Last week, a famous orange man accused wind power of killing whales...while his spoiled kids are busy shooting all kinds of animals for fun and trophies in Africa!!!
 
For those who can't read a full article before posting their ignorance:

"Heggheim said a large structure behind the turbines should be a visual indicator for birds and that there are opportunities to incorporate detection and deterrence systems on the structure."
They saw the word "wind" and got instantly triggered. It's a well know affliction for certain people of a certain political party.
 
100% !!! This monster will kill so much wildlife it's not even funny but yet they will call it "green energy" LOL! Look at the disaster that happened off of Cape Cod just the other day with their wind turbine that fell apart into the ocean. Created a huge debris field that ruined many beaches. Took many many trucks to clear up just the stuff that washed up on the beach.

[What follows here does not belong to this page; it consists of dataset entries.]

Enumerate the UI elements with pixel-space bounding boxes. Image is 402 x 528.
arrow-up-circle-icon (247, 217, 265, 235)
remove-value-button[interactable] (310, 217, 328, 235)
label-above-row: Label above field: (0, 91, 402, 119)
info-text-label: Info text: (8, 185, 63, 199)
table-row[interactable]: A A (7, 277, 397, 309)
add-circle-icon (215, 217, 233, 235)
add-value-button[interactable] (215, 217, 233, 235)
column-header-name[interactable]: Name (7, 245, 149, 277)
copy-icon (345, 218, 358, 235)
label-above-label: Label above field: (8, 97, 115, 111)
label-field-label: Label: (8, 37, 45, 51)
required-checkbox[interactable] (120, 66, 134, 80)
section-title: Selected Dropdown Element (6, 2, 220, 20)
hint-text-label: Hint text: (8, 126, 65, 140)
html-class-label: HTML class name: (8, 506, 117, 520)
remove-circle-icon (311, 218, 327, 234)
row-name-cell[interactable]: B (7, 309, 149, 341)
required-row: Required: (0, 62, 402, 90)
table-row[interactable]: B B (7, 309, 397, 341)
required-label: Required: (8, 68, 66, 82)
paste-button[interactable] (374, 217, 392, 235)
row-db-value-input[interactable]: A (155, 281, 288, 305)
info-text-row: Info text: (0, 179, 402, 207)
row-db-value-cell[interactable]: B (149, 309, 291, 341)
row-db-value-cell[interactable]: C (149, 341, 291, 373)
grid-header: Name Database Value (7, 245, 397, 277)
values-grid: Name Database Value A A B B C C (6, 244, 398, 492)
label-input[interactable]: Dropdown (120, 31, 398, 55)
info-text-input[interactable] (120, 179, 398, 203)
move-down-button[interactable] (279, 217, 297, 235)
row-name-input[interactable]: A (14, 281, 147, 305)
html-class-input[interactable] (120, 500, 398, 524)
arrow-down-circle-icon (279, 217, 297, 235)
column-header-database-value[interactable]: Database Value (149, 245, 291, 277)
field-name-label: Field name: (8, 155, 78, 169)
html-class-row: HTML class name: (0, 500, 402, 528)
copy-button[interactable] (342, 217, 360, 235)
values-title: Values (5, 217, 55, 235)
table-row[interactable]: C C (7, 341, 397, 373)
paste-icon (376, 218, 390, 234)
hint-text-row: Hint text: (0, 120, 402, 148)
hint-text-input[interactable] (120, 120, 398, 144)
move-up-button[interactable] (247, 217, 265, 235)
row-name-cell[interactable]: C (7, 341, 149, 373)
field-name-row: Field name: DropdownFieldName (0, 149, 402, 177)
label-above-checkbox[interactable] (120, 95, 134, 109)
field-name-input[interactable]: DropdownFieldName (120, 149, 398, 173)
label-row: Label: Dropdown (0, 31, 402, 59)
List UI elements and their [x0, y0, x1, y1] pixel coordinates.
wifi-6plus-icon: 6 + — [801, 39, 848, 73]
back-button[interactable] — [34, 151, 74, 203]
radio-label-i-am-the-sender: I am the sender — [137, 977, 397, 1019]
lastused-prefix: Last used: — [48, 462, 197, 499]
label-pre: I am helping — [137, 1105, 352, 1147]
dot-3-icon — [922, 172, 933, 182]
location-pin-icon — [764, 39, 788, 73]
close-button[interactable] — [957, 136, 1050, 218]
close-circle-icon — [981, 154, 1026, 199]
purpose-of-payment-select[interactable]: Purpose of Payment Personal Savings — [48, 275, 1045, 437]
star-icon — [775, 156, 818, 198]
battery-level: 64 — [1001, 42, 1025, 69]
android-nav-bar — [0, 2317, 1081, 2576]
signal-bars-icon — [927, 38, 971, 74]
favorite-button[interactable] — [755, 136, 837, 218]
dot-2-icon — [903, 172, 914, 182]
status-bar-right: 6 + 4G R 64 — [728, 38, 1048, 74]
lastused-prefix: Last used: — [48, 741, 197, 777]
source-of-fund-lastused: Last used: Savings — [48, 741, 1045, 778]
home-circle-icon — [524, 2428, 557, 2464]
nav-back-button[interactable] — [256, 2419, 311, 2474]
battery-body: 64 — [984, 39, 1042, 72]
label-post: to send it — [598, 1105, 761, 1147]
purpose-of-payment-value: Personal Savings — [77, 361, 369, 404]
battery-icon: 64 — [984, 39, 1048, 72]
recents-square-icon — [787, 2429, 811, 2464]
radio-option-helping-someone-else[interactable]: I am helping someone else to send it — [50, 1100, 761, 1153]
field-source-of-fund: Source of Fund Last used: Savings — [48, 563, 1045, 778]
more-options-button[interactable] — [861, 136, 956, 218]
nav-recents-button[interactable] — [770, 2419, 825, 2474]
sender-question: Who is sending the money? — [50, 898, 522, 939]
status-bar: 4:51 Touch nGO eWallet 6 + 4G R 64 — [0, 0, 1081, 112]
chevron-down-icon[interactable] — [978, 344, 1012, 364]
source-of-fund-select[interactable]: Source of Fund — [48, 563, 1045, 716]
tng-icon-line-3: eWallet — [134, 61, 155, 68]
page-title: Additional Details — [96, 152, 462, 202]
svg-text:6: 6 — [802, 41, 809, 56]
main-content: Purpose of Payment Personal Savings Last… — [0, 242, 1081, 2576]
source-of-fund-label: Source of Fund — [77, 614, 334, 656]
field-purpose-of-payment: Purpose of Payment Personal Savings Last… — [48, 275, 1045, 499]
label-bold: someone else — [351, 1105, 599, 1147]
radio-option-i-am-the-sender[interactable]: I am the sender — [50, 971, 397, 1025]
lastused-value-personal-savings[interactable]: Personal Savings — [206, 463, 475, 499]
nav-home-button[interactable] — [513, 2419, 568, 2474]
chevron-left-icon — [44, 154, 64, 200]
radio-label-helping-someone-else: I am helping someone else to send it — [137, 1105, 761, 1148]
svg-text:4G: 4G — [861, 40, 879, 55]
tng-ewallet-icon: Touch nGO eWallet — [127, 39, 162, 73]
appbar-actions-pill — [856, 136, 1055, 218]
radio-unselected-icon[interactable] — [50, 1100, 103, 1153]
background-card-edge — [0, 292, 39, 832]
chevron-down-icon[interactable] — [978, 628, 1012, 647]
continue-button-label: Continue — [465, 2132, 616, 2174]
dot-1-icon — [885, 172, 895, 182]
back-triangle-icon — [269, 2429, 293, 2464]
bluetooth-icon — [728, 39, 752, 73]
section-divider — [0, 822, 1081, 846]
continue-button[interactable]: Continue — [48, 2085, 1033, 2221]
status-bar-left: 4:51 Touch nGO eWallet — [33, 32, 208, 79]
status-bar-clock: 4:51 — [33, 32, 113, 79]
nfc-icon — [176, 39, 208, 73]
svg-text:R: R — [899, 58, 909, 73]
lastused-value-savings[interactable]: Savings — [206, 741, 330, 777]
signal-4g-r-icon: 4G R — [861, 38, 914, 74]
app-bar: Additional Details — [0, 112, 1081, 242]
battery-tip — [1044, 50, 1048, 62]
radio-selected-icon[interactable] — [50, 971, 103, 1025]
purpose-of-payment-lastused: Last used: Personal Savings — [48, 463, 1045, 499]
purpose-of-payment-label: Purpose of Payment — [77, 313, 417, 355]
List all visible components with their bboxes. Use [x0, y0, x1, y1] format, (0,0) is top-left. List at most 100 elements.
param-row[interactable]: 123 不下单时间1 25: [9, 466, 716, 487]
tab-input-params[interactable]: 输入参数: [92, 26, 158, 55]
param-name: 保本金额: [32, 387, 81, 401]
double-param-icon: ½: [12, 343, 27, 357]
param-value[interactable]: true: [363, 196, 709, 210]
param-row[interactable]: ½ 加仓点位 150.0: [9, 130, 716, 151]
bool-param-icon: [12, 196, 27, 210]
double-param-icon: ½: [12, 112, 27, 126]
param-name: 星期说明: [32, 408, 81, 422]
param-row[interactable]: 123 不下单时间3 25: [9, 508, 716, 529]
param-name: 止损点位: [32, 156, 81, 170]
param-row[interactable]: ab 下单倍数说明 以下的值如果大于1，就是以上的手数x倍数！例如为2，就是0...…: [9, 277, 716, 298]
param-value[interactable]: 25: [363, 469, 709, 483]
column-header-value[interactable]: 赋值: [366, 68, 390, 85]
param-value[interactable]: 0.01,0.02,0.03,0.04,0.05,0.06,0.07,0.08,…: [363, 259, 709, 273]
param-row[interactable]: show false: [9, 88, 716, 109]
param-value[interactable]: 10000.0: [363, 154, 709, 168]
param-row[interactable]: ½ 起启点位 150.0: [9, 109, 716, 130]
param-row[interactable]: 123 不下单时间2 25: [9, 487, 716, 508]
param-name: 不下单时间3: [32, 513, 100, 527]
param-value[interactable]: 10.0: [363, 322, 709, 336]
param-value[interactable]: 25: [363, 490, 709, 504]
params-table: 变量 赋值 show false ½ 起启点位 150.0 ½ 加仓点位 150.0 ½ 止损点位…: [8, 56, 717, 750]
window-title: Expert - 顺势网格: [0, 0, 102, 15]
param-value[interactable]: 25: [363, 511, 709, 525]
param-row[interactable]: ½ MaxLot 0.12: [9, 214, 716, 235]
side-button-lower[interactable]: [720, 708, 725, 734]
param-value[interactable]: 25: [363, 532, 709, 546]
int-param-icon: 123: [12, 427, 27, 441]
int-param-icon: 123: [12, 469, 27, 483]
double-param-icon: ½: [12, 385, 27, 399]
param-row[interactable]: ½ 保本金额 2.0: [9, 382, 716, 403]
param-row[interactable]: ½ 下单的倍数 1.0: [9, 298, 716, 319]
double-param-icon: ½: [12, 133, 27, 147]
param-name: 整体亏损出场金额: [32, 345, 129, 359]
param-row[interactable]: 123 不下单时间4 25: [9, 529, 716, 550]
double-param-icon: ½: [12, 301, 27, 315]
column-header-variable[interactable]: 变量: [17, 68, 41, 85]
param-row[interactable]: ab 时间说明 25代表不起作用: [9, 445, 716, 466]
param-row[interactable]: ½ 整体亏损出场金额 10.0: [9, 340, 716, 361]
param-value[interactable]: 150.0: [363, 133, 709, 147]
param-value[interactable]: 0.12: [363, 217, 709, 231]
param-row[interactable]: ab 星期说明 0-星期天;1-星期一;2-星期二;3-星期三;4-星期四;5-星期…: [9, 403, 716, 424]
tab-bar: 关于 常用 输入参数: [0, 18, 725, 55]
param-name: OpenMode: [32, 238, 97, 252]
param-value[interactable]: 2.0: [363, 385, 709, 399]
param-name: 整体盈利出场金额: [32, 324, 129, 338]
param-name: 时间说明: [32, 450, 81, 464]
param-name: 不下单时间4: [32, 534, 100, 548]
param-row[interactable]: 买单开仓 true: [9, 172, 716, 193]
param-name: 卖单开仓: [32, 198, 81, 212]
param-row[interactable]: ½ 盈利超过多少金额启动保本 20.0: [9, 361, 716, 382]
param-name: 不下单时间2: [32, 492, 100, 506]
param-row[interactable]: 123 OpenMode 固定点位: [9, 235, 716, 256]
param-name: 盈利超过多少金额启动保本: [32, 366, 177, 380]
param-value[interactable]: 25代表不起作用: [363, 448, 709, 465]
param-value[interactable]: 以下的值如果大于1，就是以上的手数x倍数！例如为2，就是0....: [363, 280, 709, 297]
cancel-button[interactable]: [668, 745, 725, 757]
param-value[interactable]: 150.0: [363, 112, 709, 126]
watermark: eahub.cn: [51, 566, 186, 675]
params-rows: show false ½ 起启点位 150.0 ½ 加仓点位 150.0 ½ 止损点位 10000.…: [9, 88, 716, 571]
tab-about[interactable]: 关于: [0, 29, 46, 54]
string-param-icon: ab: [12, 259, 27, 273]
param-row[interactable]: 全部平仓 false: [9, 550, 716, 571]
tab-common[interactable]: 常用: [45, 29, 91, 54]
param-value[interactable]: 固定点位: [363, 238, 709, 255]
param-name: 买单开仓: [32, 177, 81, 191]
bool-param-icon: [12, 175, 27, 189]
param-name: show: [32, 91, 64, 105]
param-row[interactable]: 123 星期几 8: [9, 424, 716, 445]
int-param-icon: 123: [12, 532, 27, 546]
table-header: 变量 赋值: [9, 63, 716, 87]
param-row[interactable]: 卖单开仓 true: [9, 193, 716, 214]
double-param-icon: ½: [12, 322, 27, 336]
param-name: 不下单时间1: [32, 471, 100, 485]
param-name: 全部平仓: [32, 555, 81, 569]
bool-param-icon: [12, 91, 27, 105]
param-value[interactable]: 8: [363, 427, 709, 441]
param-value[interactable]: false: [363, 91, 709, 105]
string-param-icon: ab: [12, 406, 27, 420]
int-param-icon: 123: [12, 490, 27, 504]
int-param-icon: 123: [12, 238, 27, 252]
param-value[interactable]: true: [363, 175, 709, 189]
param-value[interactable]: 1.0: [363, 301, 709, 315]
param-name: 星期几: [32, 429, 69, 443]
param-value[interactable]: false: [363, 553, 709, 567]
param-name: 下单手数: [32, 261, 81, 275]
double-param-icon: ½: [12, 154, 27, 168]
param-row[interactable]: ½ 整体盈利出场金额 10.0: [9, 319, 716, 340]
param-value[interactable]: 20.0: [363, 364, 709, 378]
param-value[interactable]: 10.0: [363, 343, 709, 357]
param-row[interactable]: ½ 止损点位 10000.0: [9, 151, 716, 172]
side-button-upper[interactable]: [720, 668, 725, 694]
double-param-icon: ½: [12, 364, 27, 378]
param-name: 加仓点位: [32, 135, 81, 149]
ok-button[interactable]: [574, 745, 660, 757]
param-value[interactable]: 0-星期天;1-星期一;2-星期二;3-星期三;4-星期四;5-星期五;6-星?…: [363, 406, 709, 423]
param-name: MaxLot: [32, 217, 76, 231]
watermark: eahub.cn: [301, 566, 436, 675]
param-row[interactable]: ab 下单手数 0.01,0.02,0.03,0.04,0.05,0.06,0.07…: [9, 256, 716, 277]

Ruined? Don't you think you are being a bit dramatic? Yes its unfortunate when things make a mess but nothing was ruined. Its much less a problem than a nuclear meltdown or oil spill or poisoning the air we breath.
 
those who never gave a karp about wildlife.....are suddenly defending birds from the holocaust of wind power!

Of course, they are not oil / coal shills that cause the biggest danger to any species of animals, and humans.

Last week, a famous orange man accused wind power of killing whales...
I realize logic is wasted upon those who base their sociopolitical ideology upon repeatedly bleating, "Orange Man Bad!", but nothing in your post disputes the truth that this structure is perfectly designed to mince birds into chopped meat. Small wind turbines spin much faster than large ones, and are much harder for birds to see and avoid -- and this one structure contains one million square feet of them.

Also, per unit energy generated, fossil fuels kill about one tenth of one percent of the wildlife that wind farms do. And you don't get to deny facts just because they're stated by people you don't like. Wind turbines kill whales -- and other wildlife.

Bloomberg: "Planned wind projects off the New England coast threaten to harm the region’s dwindling population of endangered right whales, according to a US government marine scientist. The warning from a top National Oceanic and Atmospheric Administration official, obtained by Bloomberg under a Freedom of Information Act request, underscores the potential legal and environmental perils of offshore wind development..."

AP News: "...Two federal environmental agencies issued plans Thursday to better protect endangered whales from offshore wind farm development...."

From UK Daily Mail: "...Researchers at the University of St Andrews have previously said that the noise made by offshore wind farms can interfere with a whale's sonar, and can in tragic cases see them driven onto beaches where they often die...."

From "Save The Whales Foundation": "...The findings of federal scientists at NOAA-Fisheries (National Marine Fisheries Service) were that the [offshore wind] project represented a threat to the continued existence of the North Atlantic Right Whale...."

US Geologic Service: "...Dead bats are found beneath wind turbines all over the world. It’s estimated that tens to hundreds of thousands die at wind turbines each year in North America alone...."

"...Collision vulnerability among marine birds of the California Current System associated with offshore wind energy infrastructure..."

In fact, there was near-unanimous agreement on the subject --- until Trump said it. Then, with predictable absurdity, the usual suspects rushed to denounce him.